Kirna Zabete's new store

After fourteen years in their cozy, pink Greene Street store, Kirna Zabête‘s Beth Buccini and Sarah Easley have packed up shop and moved to 477 Broome Street. “We’ve always had the same mission, to sell the most important designers of today and tomorrow, and we just didn’t have space for all of them,” said Easley. “And we were 26 years old when we first moved into that space,” added Buccini. “We’ve grown up, and our tastes have evolved.”

But they haven’t grown up too much—and thank goodness for that. Since it first opened in 1999, Kirna Zabête—its name is derived from the owners’ nicknames—has been known not only for offering a diverse selection of established brands (like Balenciaga, Lanvin, Givenchy, and the like) and hot up-and-comers (Anthony Vaccarello and Wes Gordon among them) but also for its quirky, playful sensibility. This carries over to the new 10,000-square-foot space, which, designed by Steven Gambrel, is what Easley describes as “glamorous Dr. Seuss, but chic.” Having opened on June 20, the Broome Street boutique, which boasts Dorothy Draper-esque black-and-white floors and bright fuchsia pillars, just received its finishing touches (like the six 5-foot-tall chandeliers) this week. As shoppers walk in, they’re confronted with the proprietresses’ favorite bit—a wall of clever phrases, like “Always be yourself, unless you can be a unicorn, then always be a unicorn,” in neon lights. “When you are buying really expensive clothes, you should feel good about it. You should be having a great time,” said Buccini. “So we did our warm, wacky wall of neon lights—the phrases are just funny things that register with us.” Also on their wordy wall is a phonetic spelling of the store’s name. Apparently, after almost a decade and a half of dressing tastemakers worldwide, the pronunciation still gets butchered on a daily basis. “We’ve heard it all,” said Buccini with a laugh.
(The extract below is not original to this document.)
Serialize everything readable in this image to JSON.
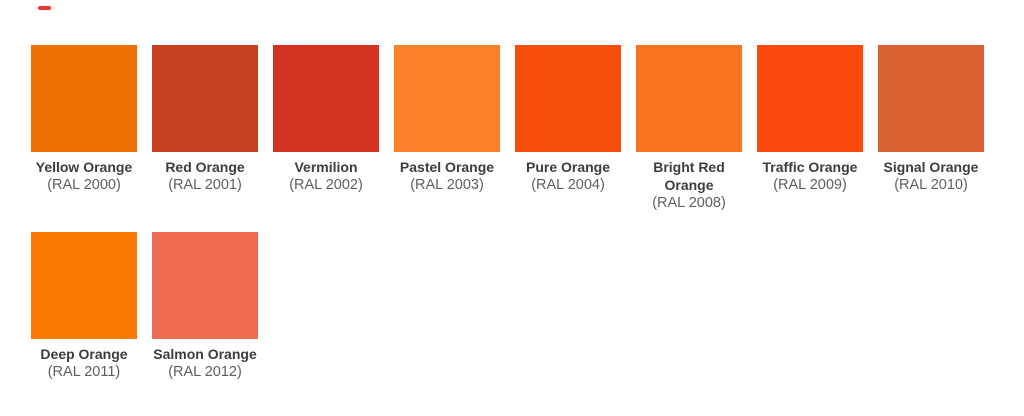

Needless to say, a lot has changed over the fourteen years the partners—both Virginia natives who’ve been best friends since college—opened their boutique. Soho, for one, has become what Buccini describes as a mall: “It’s great, because of all the foot traffic, but we were happy to go a block south. That seems fresher and cooler and more interesting,” she said. “We needed room to breathe,” added Easley. “We were getting a little claustrophobic up there with Chanel and Tiffany’s and Balenciaga.” The online world, too, has altered the nature of their business. “Online is growing—it’s not the future anymore, it’s the present,” offered Buccini. “But online is an extension of the actual store,” stressed Easley. “People like the fact that they’ve been here. They like remembering who helped them, and that they can picture where the clothes are coming from,” she explained, noting that they ship all e-tail purchases from Soho. “There’s a trust, or higher luxury factor there.”
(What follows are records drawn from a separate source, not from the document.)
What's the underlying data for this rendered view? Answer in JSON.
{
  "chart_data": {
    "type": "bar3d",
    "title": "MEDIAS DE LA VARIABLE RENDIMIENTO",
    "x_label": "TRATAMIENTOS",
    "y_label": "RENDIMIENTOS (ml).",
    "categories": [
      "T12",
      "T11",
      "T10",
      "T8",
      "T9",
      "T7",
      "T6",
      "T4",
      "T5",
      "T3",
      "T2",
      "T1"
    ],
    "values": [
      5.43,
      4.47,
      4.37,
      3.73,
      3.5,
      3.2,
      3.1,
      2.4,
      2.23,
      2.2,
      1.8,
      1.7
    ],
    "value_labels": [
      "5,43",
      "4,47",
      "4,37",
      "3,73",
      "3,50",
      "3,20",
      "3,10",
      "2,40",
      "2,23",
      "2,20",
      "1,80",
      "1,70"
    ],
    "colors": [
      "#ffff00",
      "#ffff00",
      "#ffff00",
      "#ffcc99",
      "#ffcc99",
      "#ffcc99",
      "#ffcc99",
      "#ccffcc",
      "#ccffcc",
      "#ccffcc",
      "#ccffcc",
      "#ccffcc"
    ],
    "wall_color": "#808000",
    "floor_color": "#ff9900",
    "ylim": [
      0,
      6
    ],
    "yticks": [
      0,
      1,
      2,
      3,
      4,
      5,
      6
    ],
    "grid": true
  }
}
The larger store has allowed the pair to add a host of new brands to their oeuvre, such as Dior, Swash London, Sara Battaglia, Nina Ricci, and Mary Katrantzou. “Once we add a designer, we want to stay with them forever. We carried one of Nicolas Ghesquière’s first collections,” recalled Buccini. “Now we really have room to show the designers,” said Easley. “I feel like we can make better decisions, and our clothes look better, richer. Everything just seems elevated.”
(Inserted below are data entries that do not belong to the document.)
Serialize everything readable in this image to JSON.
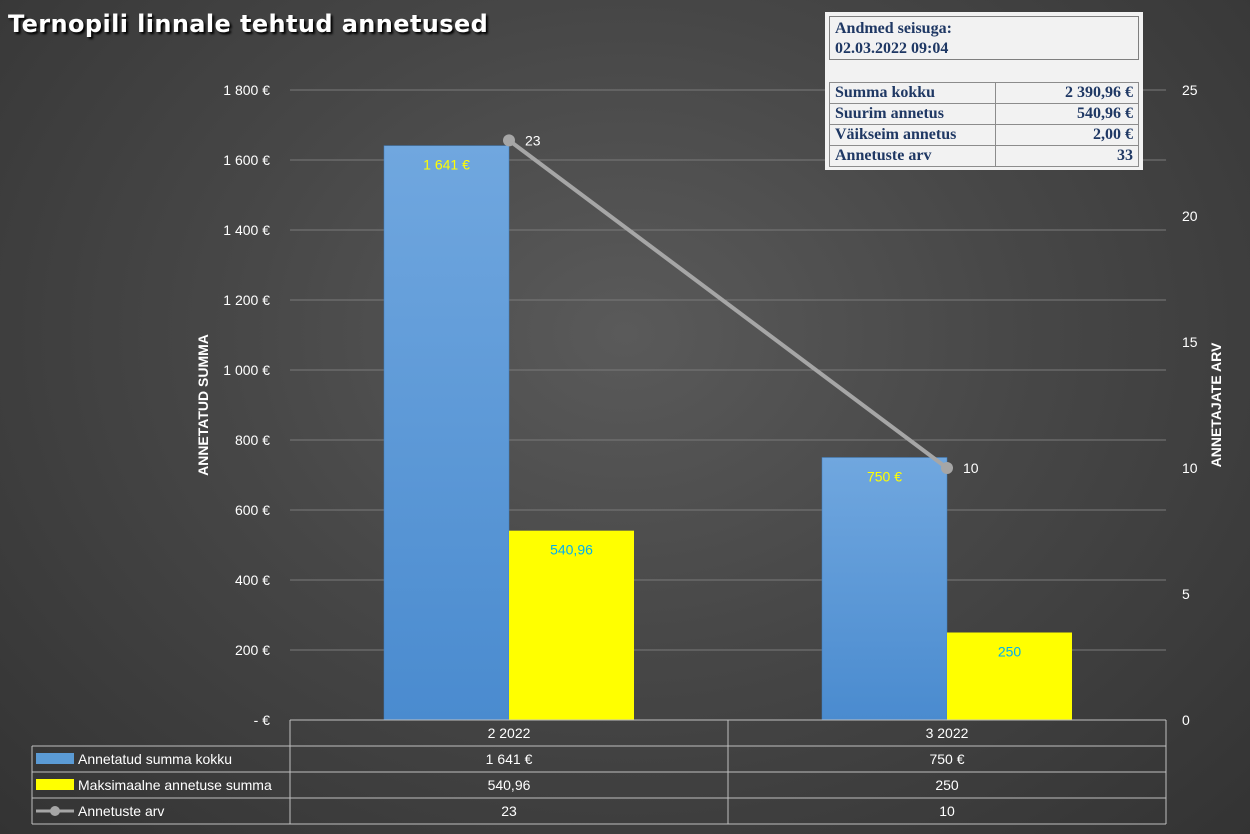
{
  "title": "Ternopili linnale tehtud annetused",
  "info_box": {
    "header_line1": "Andmed seisuga:",
    "header_line2": "02.03.2022 09:04",
    "rows": [
      {
        "label": "Summa kokku",
        "value": "2 390,96 €"
      },
      {
        "label": "Suurim annetus",
        "value": "540,96 €"
      },
      {
        "label": "Väikseim annetus",
        "value": "2,00 €"
      },
      {
        "label": "Annetuste arv",
        "value": "33"
      }
    ]
  },
  "colors": {
    "bar_total": "#5b9bd5",
    "bar_total_top": "#6fa8e0",
    "bar_max": "#ffff00",
    "line": "#a6a6a6",
    "label_total": "#ffff00",
    "label_max": "#00b0f0",
    "grid": "#7a7a7a"
  },
  "chart_data": {
    "type": "bar",
    "categories": [
      "2 2022",
      "3 2022"
    ],
    "series": [
      {
        "name": "Annetatud summa kokku",
        "type": "bar",
        "axis": "left",
        "values": [
          1641,
          750
        ],
        "labels": [
          "1 641 €",
          "750 €"
        ]
      },
      {
        "name": "Maksimaalne annetuse summa",
        "type": "bar",
        "axis": "left",
        "values": [
          540.96,
          250
        ],
        "labels": [
          "540,96",
          "250"
        ]
      },
      {
        "name": "Annetuste arv",
        "type": "line",
        "axis": "right",
        "values": [
          23,
          10
        ],
        "labels": [
          "23",
          "10"
        ]
      }
    ],
    "ylabel": "ANNETATUD SUMMA",
    "y2label": "ANNETAJATE ARV",
    "ylim": [
      0,
      1800
    ],
    "y2lim": [
      0,
      25
    ],
    "yticks": [
      0,
      200,
      400,
      600,
      800,
      1000,
      1200,
      1400,
      1600,
      1800
    ],
    "ytick_labels": [
      " -  €",
      "200 €",
      "400 €",
      "600 €",
      "800 €",
      "1 000 €",
      "1 200 €",
      "1 400 €",
      "1 600 €",
      "1 800 €"
    ],
    "y2ticks": [
      0,
      5,
      10,
      15,
      20,
      25
    ],
    "y2tick_labels": [
      "0",
      "5",
      "10",
      "15",
      "20",
      "25"
    ],
    "grid": true,
    "legend": "data-table-bottom"
  }
}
Speaking of elevation, one has to assume that business is going pretty well for the duo to have embarked on the expansion. “People are shopping again,” said Easley. “In the last couple of seasons, there’s been kind of a shift. You don’t feel like you can sneak by in recession chic with your same old thing and a new shade of lipstick. That’s not cutting it anymore,” she asserted. “And we like it when everything turns upside down. You need to open your mind, and your wallet, to stay current.” It’s just like the Coco Chanel quote states on their wall: “The best things in life are free; the second best are expensive.”